Ü É importante não dar susto nos colegas nem causar medo de qualquer tipo.
Ü Também não devemos caçoar das dificuldades dos colegas, mas procurar entender o medo que sentem.
Ü Lembrar que Jesus é um amigo que nos dá força para vencermos qualquer dificuldade.

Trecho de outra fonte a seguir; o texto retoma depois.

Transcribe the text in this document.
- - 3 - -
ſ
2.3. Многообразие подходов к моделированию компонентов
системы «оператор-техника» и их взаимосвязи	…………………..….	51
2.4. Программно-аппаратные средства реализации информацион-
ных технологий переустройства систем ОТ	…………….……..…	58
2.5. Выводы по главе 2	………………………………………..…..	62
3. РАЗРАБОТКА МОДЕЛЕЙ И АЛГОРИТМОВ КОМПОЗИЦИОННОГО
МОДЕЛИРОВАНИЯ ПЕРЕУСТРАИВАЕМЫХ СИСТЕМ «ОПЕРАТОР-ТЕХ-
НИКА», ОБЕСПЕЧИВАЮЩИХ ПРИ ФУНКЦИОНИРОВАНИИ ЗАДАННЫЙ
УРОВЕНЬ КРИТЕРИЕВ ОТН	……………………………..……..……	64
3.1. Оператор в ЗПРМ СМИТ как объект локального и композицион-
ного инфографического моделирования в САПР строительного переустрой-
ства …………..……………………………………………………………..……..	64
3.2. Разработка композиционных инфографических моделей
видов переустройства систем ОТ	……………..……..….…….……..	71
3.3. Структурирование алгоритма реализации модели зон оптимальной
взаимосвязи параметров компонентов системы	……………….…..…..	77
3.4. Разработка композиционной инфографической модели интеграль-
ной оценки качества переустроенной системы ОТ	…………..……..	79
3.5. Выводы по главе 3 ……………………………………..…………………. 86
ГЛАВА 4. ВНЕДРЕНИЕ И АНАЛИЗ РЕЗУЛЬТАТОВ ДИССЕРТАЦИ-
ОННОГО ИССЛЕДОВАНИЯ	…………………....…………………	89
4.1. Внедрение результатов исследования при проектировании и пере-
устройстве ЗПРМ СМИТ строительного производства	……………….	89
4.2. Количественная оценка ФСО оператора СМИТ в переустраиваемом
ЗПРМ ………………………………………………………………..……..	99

Ü Devemos ter medo do que é perigoso para nós (dar exemplos do cotidiano).
5- Atividade Criativa
Propor às crianças montarem, em duplas, rostos diferentes, usando os desenhos do anexo 1 dizendo, depois, qual a emoção que o rosto mostra. Incentivar o grupo a ajudar os amiguinhos. Reproduzir o anexo 1 de acordo com o número de duplas.

6- Harmonização Final/ Prece
Pedir que as crianças pensem em alguém muito bom e amigo. Um amigo invisível, que está sempre conosco e se alegra quando fazemos boas ações. Sentir que essa pessoa lhe dá sua mão e diz:
Estou sempre com você. Sou seu amigo.